13.1 What metadata are (and are not)

Metadata are data about data.

This definition is technically correct, but not very useful on its own. A more practical way to think about metadata is this:

Metadata describe the context in which data were generated.

Metadata record the information needed to interpret measurements correctly. They tell us:

who collected the data
when and where they were collected
how measurements were made
what files belong together
what assumptions, constraints, or limitations existed upstream

Metadata are not bureaucracy. They are scientific memory. Without metadata, data quickly lose meaning—especially once they leave the hands of the person who collected them.

13.2 Why metadata are essential

Raw data without metadata are often difficult—or impossible—to interpret, even by the original researcher. In practice, many irreproducible analyses fail before modeling begins, because key contextual information was never recorded. A column of numbers without units, provenance, or spatial and temporal context is just a sequence of values. It is not reusable scientific data.

At a broad level, good metadata allow others (and future you) to:

understand what the data actually represent, and what their limitations are
judge whether the data are appropriate for a new purpose or analysis
reconstruct and evaluate analytical decisions made downstream

Metadata do not guarantee good science, but their absence almost guarantees future confusion.

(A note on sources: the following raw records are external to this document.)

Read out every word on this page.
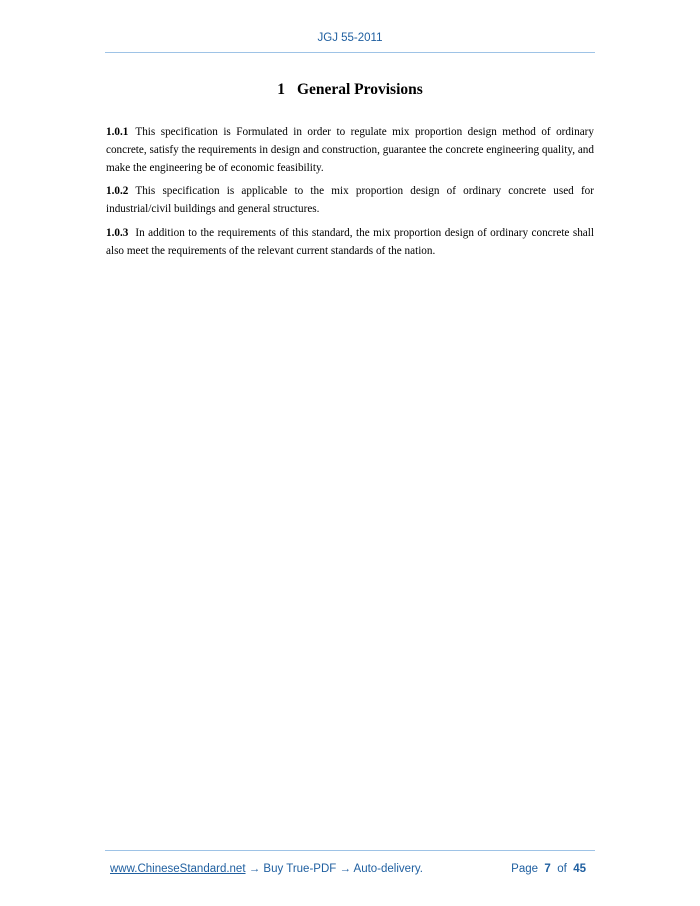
JGJ 55-2011
1 General Provisions

1.0.1 This specification is Formulated in order to regulate mix proportion design method of ordinary concrete, satisfy the requirements in design and construction, guarantee the concrete engineering quality, and make the engineering be of economic feasibility.

1.0.2 This specification is applicable to the mix proportion design of ordinary concrete used for industrial/civil buildings and general structures.

1.0.3 In addition to the requirements of this standard, the mix proportion design of ordinary concrete shall also meet the requirements of the relevant current standards of the nation.

www.ChineseStandard.net → Buy True-PDF → Auto-delivery.	Page 7 of 45
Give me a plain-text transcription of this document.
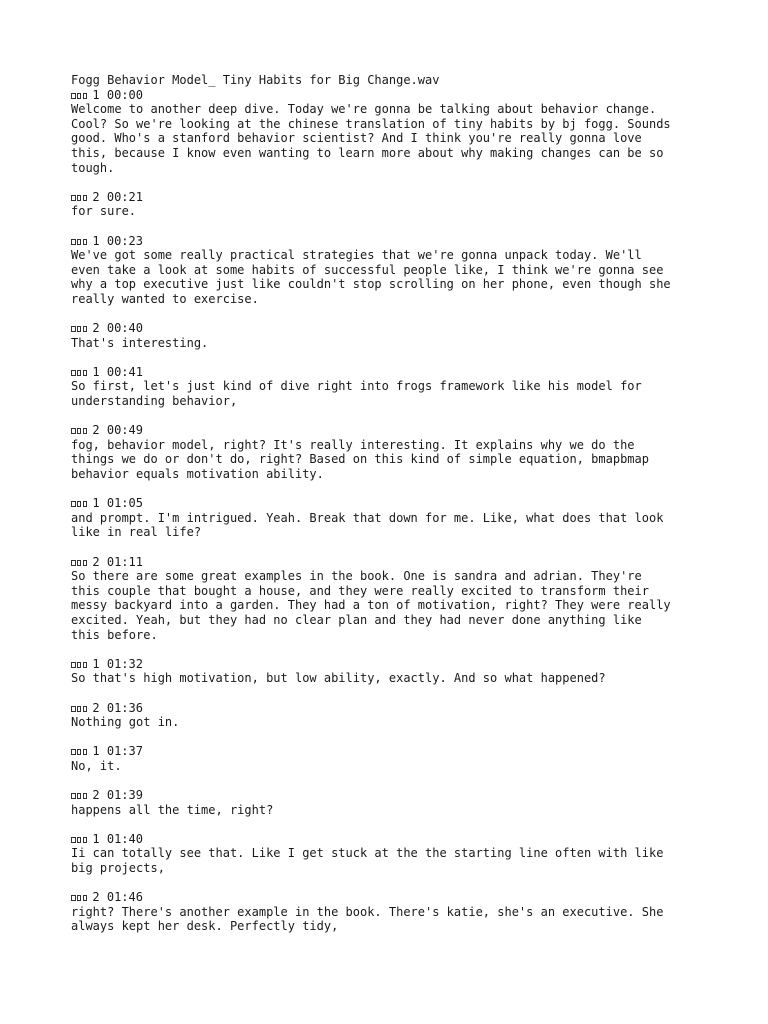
Fogg Behavior Model_ Tiny Habits for Big Change.wav
1 00:00
Welcome to another deep dive. Today we're gonna be talking about behavior change.
Cool? So we're looking at the chinese translation of tiny habits by bj fogg. Sounds
good. Who's a stanford behavior scientist? And I think you're really gonna love
this, because I know even wanting to learn more about why making changes can be so
tough.
2 00:21
for sure.
1 00:23
We've got some really practical strategies that we're gonna unpack today. We'll
even take a look at some habits of successful people like, I think we're gonna see
why a top executive just like couldn't stop scrolling on her phone, even though she
really wanted to exercise.
2 00:40
That's interesting.
1 00:41
So first, let's just kind of dive right into frogs framework like his model for
understanding behavior,
2 00:49
fog, behavior model, right? It's really interesting. It explains why we do the
things we do or don't do, right? Based on this kind of simple equation, bmapbmap
behavior equals motivation ability.
1 01:05
and prompt. I'm intrigued. Yeah. Break that down for me. Like, what does that look
like in real life?
2 01:11
So there are some great examples in the book. One is sandra and adrian. They're
this couple that bought a house, and they were really excited to transform their
messy backyard into a garden. They had a ton of motivation, right? They were really
excited. Yeah, but they had no clear plan and they had never done anything like
this before.
1 01:32
So that's high motivation, but low ability, exactly. And so what happened?
2 01:36
Nothing got in.
1 01:37
No, it.
2 01:39
happens all the time, right?
1 01:40
Ii can totally see that. Like I get stuck at the the starting line often with like
big projects,
2 01:46
right? There's another example in the book. There's katie, she's an executive. She
always kept her desk. Perfectly tidy,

13.3 Metadata within a reproducible analytical workflow

Reproducibility is not just about being able to rerun code indefinitely. It also requires being able to answer core questions about the data themselves, such as:

What exactly was measured?
Under what conditions were the measurements taken?
What instruments or protocols were used?
What were the data’s limitations or sources of error?

Metadata provide the necessary bridge between raw data and scientific inference. They explain how measurements came to exist and clarify which kinds of estimands the data can —and cannot— support.

Within the broader analytical workflow, raw data and metadata together form a complete dataset. Complete datasets can be verified, versioned, shared, and reused. All subsequent processing, modeling, and inference depend on this foundation.

To emphasize, metadata are not an afterthought; they are part of the data.

13.4 Types of metadata: what different layers do

In practice, metadata operate at several conceptual layers. Each layer answers a different scientific question and constrains how hypotheses and models can be formulated.

Together:
Structural metadata define what exists.
Measurement metadata define what it represents.
Contextual metadata define what it can be used to infer.

Structural Metadata

What is in the dataset

Structural metadata describe the literal structure of the data file: variable names, units, data types, allowed values, and how missing values are encoded. This layer tells a reader (and software) what each column represents and how it should be interpreted at a basic level.

Structural metadata directly constrain hypotheses and models by determining:

what variables exist
what scales and transformations are meaningful
what distributional assumptions are even plausible

Structural metadata define what questions can be expressed with the data at all.

Measurement Metadata

How values were generated

Measurement metadata describe the process by which values came into existence: instruments or observers, protocols, calibration or standardization, accuracy, resolution, and the role of human judgment versus sensors.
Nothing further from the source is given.